In his first issue, Qadir argues that the trial court erred by denying his request to conduct post-conviction DNA testing on items he claims were available for testing but were never tested; namely, broken bloody glass jar fragments, a bloody kitchen table knife, and a bloody footprint from carpet found at the crime scene. Qadir argues that if these items were tested, the results would exculpate him.
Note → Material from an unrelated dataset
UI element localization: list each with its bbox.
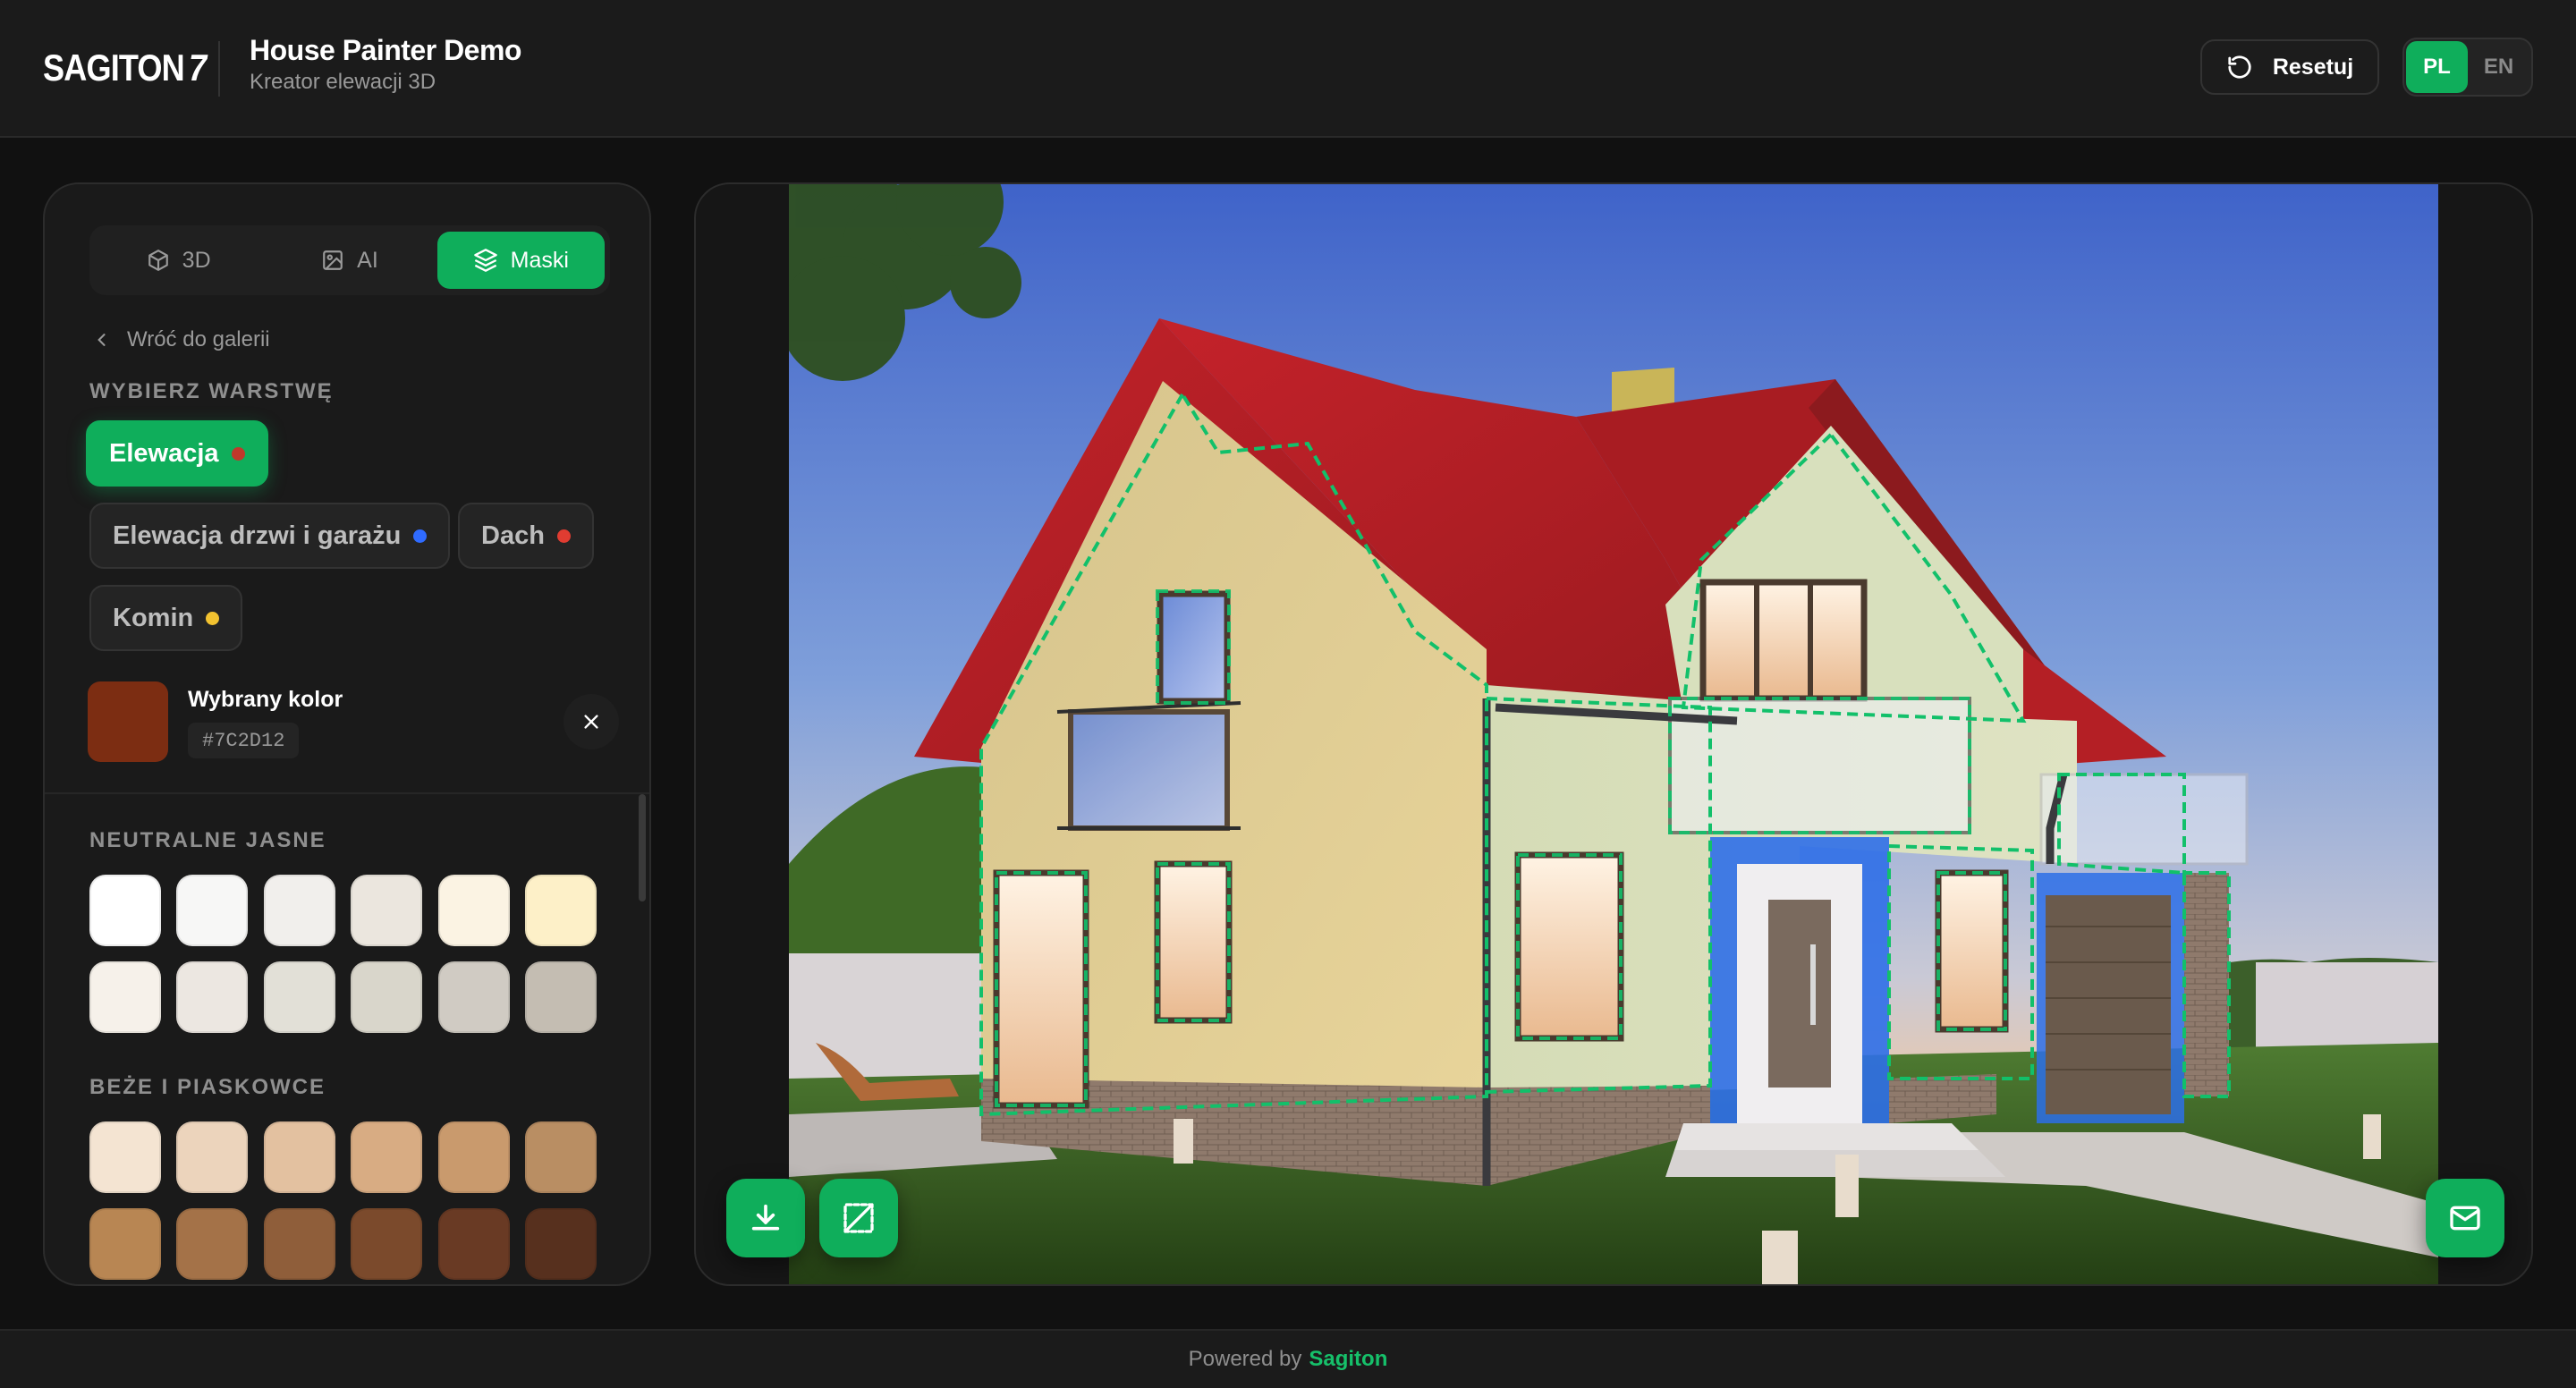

Under article 64.01, a convicted person may file a motion for forensic DNA testing of evidence containing biological material. Tex. Code Crim. Proc. Ann. art. 64.01(a) (Vernon Supp. 2009). A motion under article 64.01 must be accompanied by an affidavit, sworn to by the convicted person, containing facts in support of the motion. Id. Furthermore, the court of criminal appeals has held that under this statutory scheme, any evidence not previously subjected to DNA testing may not be subjected to post-conviction DNA testing unless DNA testing was either completely unavailable at the time of trial or was available but not technologically capable of providing probative results. Routier v. State, 273 S.W.3d 241, 245 (Tex. Crim. App. 2008). Whether Qadir may obtain post-conviction testing on these alleged untested items thus depends upon whether he has shown that they were not previously subjected to DNA testing through no fault of his own and that the lack of previous testing was “for reasons that are of a nature such that the interests of justice require DNA testing.” Id.